A major chromosome abnormality (MCA) accounts for half of all spontaneous human abortions. A MCA occurs in about one in every 100 to 200 births. Recent medical diagnostic techniques can now detect many MCAs long before the child is born. They do this by analysing the patient's blood under a microscope. MCAs take one of five forms.

  1. In duplication, instead of the normal two, the individual has three copies of the chromosome in every cell of their body (trisomic). Most trisomics result in a spontaneous abortion - but not always. Trisomy-21 (Down's Syndrome) occurs 1.5 times in every 1,000 births. The individual has three copies of chromosome 21. Trisomy-18 (Edward's Syndrome) occurs three times in every 10,000 births. The individual has three copies of chromosome 18. Trisomy-13 (Patau's Syndrome) occurs two times in every 10,000 births. The individual has three copies of chromosome 13.
  2. In deletion, a piece of chromosome may go missing. The missing piece is usually from the end of the chromosome, but can be missing from the middle as well.
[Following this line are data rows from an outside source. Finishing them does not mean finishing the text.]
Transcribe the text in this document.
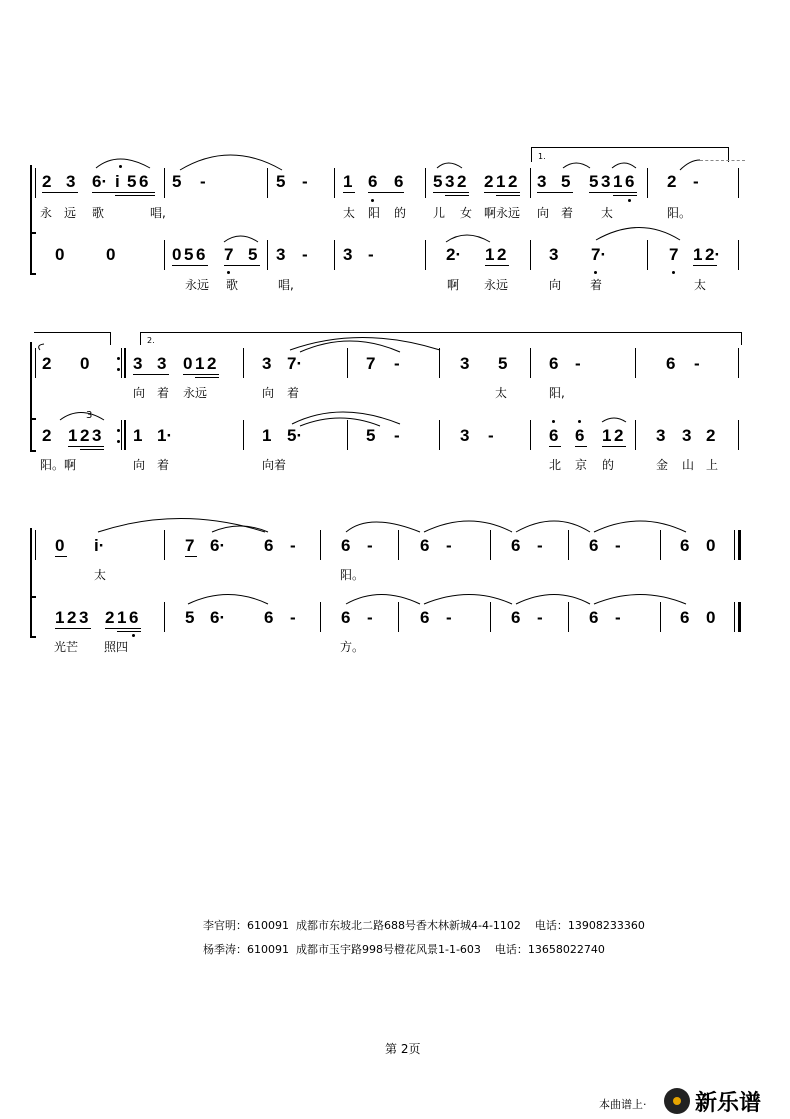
2 3 6· i 5 6 5 -	5 - 1 6 6 5 3 2 2 1 2 3 5 5 3 1 6 2 -
永 远 歌	唱,	太 阳 的 儿 女 啊永远 向 着 太	阳。
0 0	0 5 6 7 5 3 - 3 -	2· 1 2	3 7·	7 1 2·
永 远 歌	唱,	啊 永远	向 着	太
1.
2.
2 0	3 3 0 1 2	3 7·	7 -	3 5 6 -	6 -
向 着 永远	向 着	太	阳,
2 1 2 3 1 1·	1 5·	5 -	3 -	6 6 1 2 3 3 2
3
阳。啊	向 着	向着	北 京 的	金 山 上
0 i·	7 6· 6 -	6 -	6 -	6 -	6 -	6 0
太	阳。
1 2 3 2 1 6	5 6· 6 -	6 -	6 -	6 -	6 -	6 0
光芒 照四	方。
李官明：610091  成都市东坡北二路688号香木林新城4-4-1102    电话：13908233360
杨季涛：610091  成都市玉宇路998号橙花风景1-1-603    电话：13658022740
第 2页
本曲谱上· 新乐谱
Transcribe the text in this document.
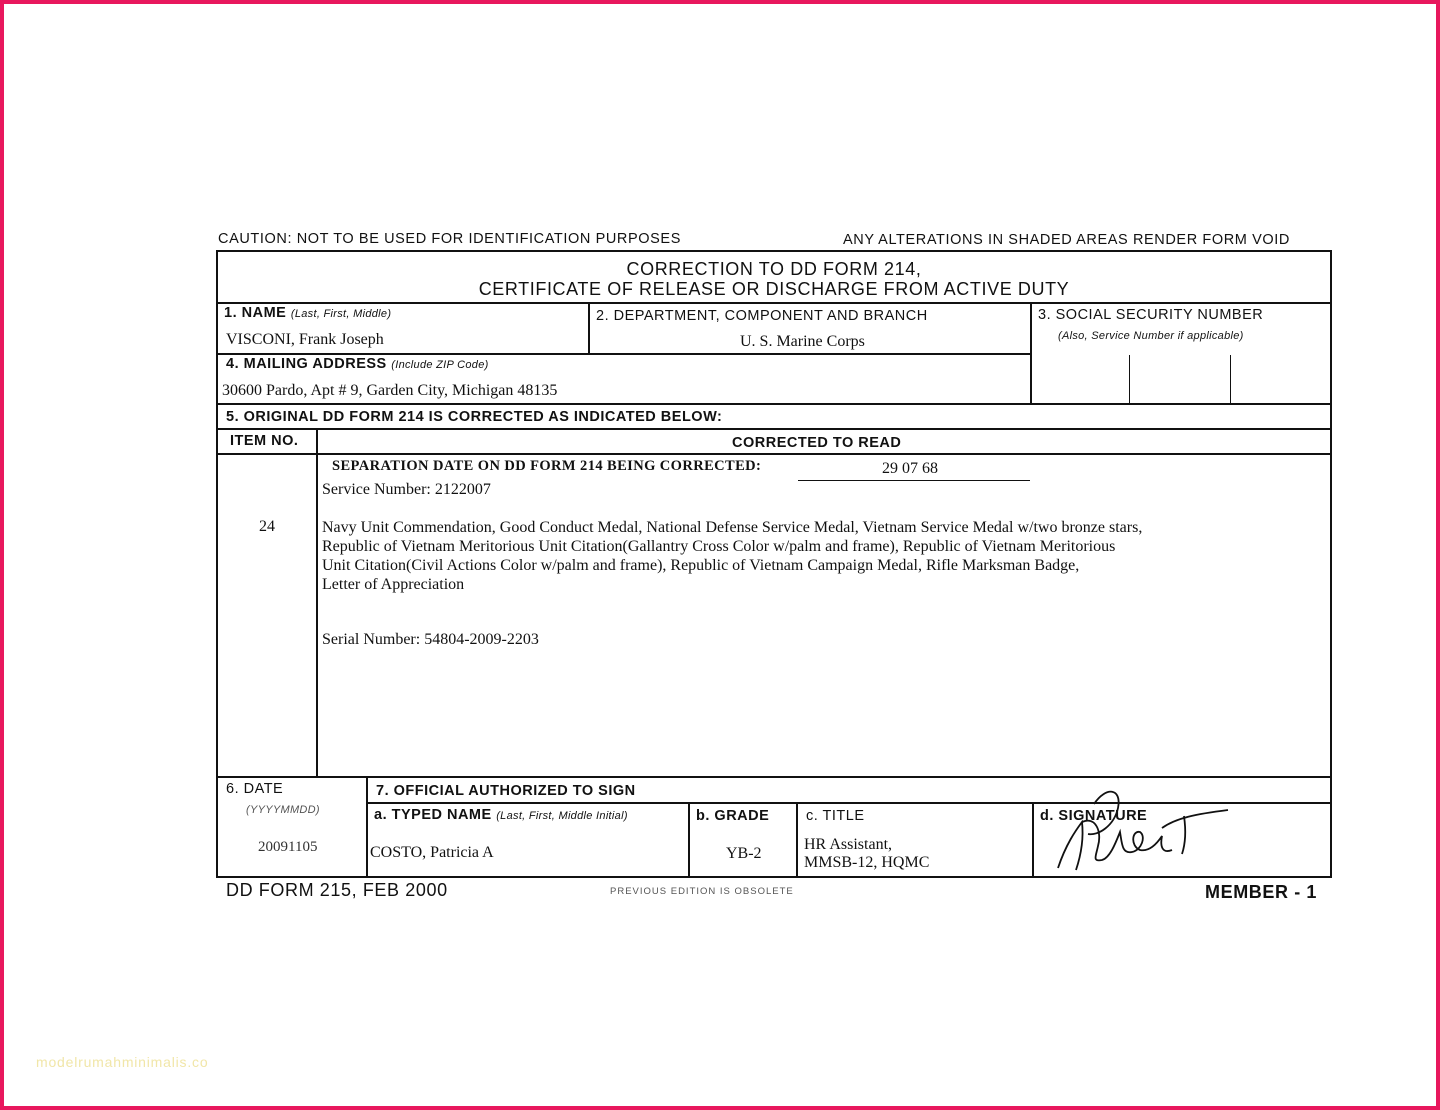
CAUTION: NOT TO BE USED FOR IDENTIFICATION PURPOSES	ANY ALTERATIONS IN SHADED AREAS RENDER FORM VOID
CORRECTION TO DD FORM 214,
CERTIFICATE OF RELEASE OR DISCHARGE FROM ACTIVE DUTY
1. NAME (Last, First, Middle)
VISCONI, Frank Joseph
2. DEPARTMENT, COMPONENT AND BRANCH
U. S. Marine Corps
3. SOCIAL SECURITY NUMBER
(Also, Service Number if applicable)
4. MAILING ADDRESS (Include ZIP Code)
30600 Pardo, Apt # 9, Garden City, Michigan 48135
5. ORIGINAL DD FORM 214 IS CORRECTED AS INDICATED BELOW:
ITEM NO.	CORRECTED TO READ
SEPARATION DATE ON DD FORM 214 BEING CORRECTED:	29 07 68
Service Number: 2122007
24	Navy Unit Commendation, Good Conduct Medal, National Defense Service Medal, Vietnam Service Medal w/two bronze stars,
Republic of Vietnam Meritorious Unit Citation(Gallantry Cross Color w/palm and frame), Republic of Vietnam Meritorious
Unit Citation(Civil Actions Color w/palm and frame), Republic of Vietnam Campaign Medal, Rifle Marksman Badge,
Letter of Appreciation
Serial Number: 54804-2009-2203
6. DATE
(YYYYMMDD)
20091105
7. OFFICIAL AUTHORIZED TO SIGN
a. TYPED NAME (Last, First, Middle Initial)
COSTO, Patricia A
b. GRADE
YB-2
c. TITLE
HR Assistant,
MMSB-12, HQMC
d. SIGNATURE
DD FORM 215, FEB 2000	PREVIOUS EDITION IS OBSOLETE	MEMBER - 1
modelrumahminimalis.co
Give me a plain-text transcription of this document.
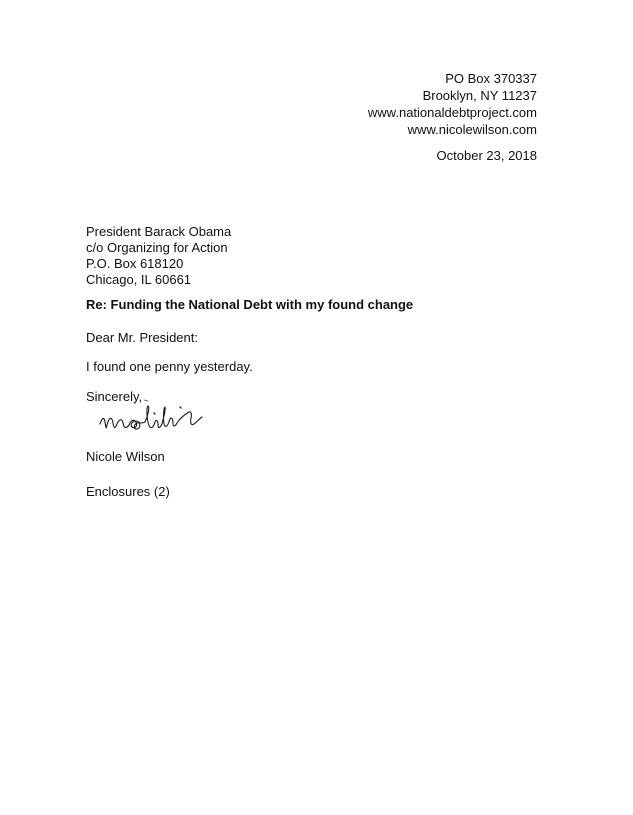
PO Box 370337
Brooklyn, NY 11237
www.nationaldebtproject.com
www.nicolewilson.com
October 23, 2018
President Barack Obama
c/o Organizing for Action
P.O. Box 618120
Chicago, IL 60661
Re: Funding the National Debt with my found change
Dear Mr. President:
I found one penny yesterday.
Sincerely,
Nicole Wilson
Enclosures (2)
The types of symptoms as well as their severity will vary depending upon the size and location of the deletion. Deletion syndromes occur at a frequency of about one in every 16,000 births. In Wolf-Hirschhorn Syndrome (occurring in one in every 50,000 births) the abnormality occurs on chromosome 4. In Cri-du-Chat Syndrome (occurring in one in every 50,000 births), the abnormality occurs on chromosome 5.
  3. In translocation, a whole or a piece of one chromosome becomes attached to another.
  4. In inversion, a portion of the chromosome breaks off, turns upside down, and reattaches.
  5. In rings, a portion of the chromosome breaks off and forms a circle, with or without loss of genetic information. For these last three forms, there is an alteration in the pattern of genetic information.